Strengthening CBNRM Policy
USAID hired Linda Manning and Peter Trick of the Marasco Newton Group to analyze and report on the progress that Malawians had made in developing and implementing CBNRM policies and practices. Rather than gathering data and writing a typical "from the outside looking in report," they designed a process that achieved the goals of assessing progress while also building policy analysis and collaboration capacity in Malawian leaders. It was viewed that this type of an approach was particularly crucial in this context for three key reasons. Under colonial and then dictatorial rule (until 1994), skills in analysis and collaboration had not been highly sought after so had not been highly developed in either formal or informal educational settings. Second, in order to have the analysis to be as useful as possible, Malawians would have to see their data, opinions and perspectives within the report. Finally, building relationships among the non-profit, ministry, parliamentary, and academic sectors beyond this event was viewed as key for furthering CBNRM activities in the future.
With the help of the COMPASS Chief of Party, Andrew Watson, (from DAI) they convened a group of senior Malawians from government ministries, Parliament and NGOs in order to evaluate progress, identify strengths and weaknesses and try to achieve consensus on some of Malawai's most perplexing natural resource problems. This approach culminated in a highly participatory four-day workshop exposing participants to policy analysis training (a skill set largely undeveloped in authoritarian regimes) as well as collaborative decision-making processes and analysis of CBNRM laws, policies and progress. The workshop included short lectures, discussions and group brainstorming on the uses and utility of policy analysis; key institutional actors; influences on decision makers; and governmental policy development cycles (from design to program evaluation).
In the final two days of the workshop, participants were encouraged to apply the experiences and skills gained in order to address three critical CBNRM issues: charcoal production and deforestation, the role of traditional authorities in CBNRM and sustainable fisheries management. The proceedings, techniques, and analytical products were compiled into a report by Trick and Manning in order that participants would have a document they could use as reference for future advocacy and analytical needs.
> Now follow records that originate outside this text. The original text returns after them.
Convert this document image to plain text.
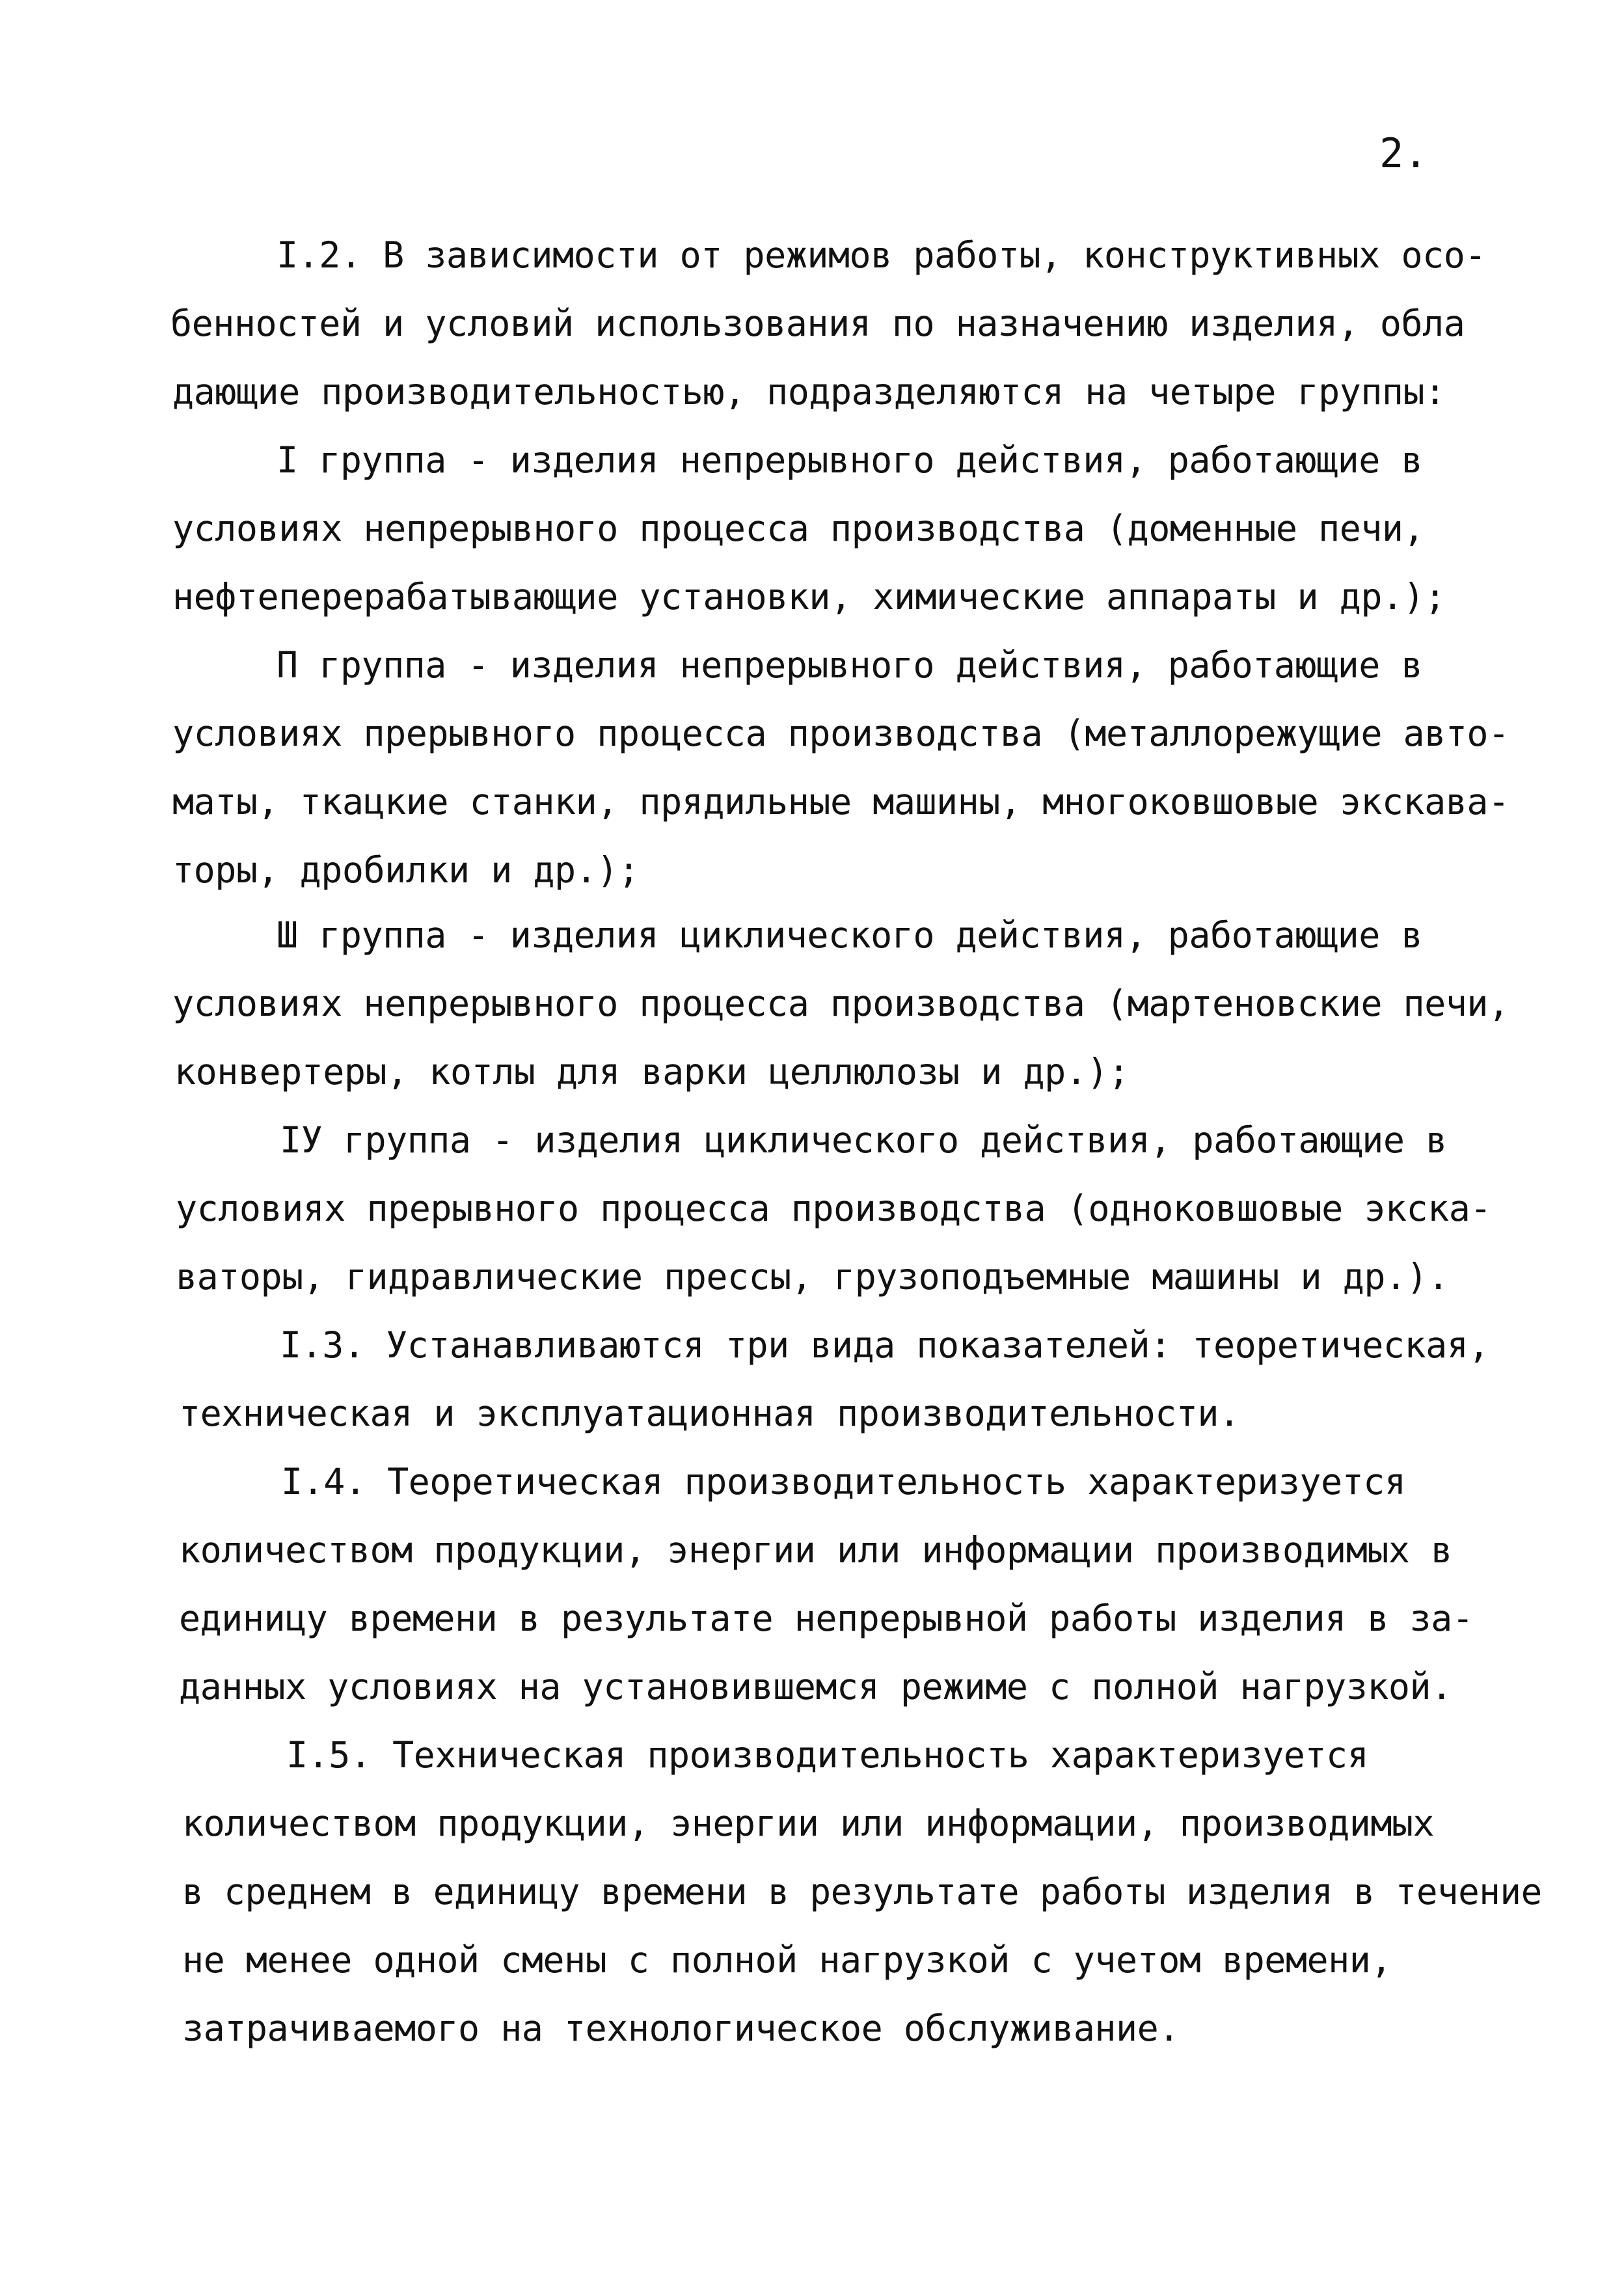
2.
I.2. В зависимости от режимов работы, конструктивных осо-
бенностей и условий использования по назначению изделия, обла
дающие производительностью, подразделяются на четыре группы:
I группа - изделия непрерывного действия, работающие в
условиях непрерывного процесса производства (доменные печи,
нефтеперерабатывающие установки, химические аппараты и др.);
П группа - изделия непрерывного действия, работающие в
условиях прерывного процесса производства (металлорежущие авто-
маты, ткацкие станки, прядильные машины, многоковшовые экскава-
торы, дробилки и др.);
Ш группа - изделия циклического действия, работающие в
условиях непрерывного процесса производства (мартеновские печи,
конвертеры, котлы для варки целлюлозы и др.);
IУ группа - изделия циклического действия, работающие в
условиях прерывного процесса производства (одноковшовые экска-
ваторы, гидравлические прессы, грузоподъемные машины и др.).
I.3. Устанавливаются три вида показателей: теоретическая,
техническая и эксплуатационная производительности.
I.4. Теоретическая производительность характеризуется
количеством продукции, энергии или информации производимых в
единицу времени в результате непрерывной работы изделия в за-
данных условиях на установившемся режиме с полной нагрузкой.
I.5. Техническая производительность характеризуется
количеством продукции, энергии или информации, производимых
в среднем в единицу времени в результате работы изделия в течение
не менее одной смены с полной нагрузкой с учетом времени,
затрачиваемого на технологическое обслуживание.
It is the opinion of the conveners that events like this are a good method to introduce and formalize concepts of analysis and advocacy while at the same time providing real-time, relevant data for critical problems. It is hands on. It is relevant to participants. It builds relationships and skills while providing much needed data exchange and analysis. In addition to building local capacity, the workshop helped participants gain the confidence to engage in dialogues with donor countries in order to make projects more relevant to local situations. This type of approach seems particularly relevant in parts of the world where crisis such as food shortage, AIDS, and civil unrest prevent a longer-term, academic approach.
Project Background
This research is part of COMPASS: a development activity funded by USAID/Malawi and implemented by Development Alternatives Inc.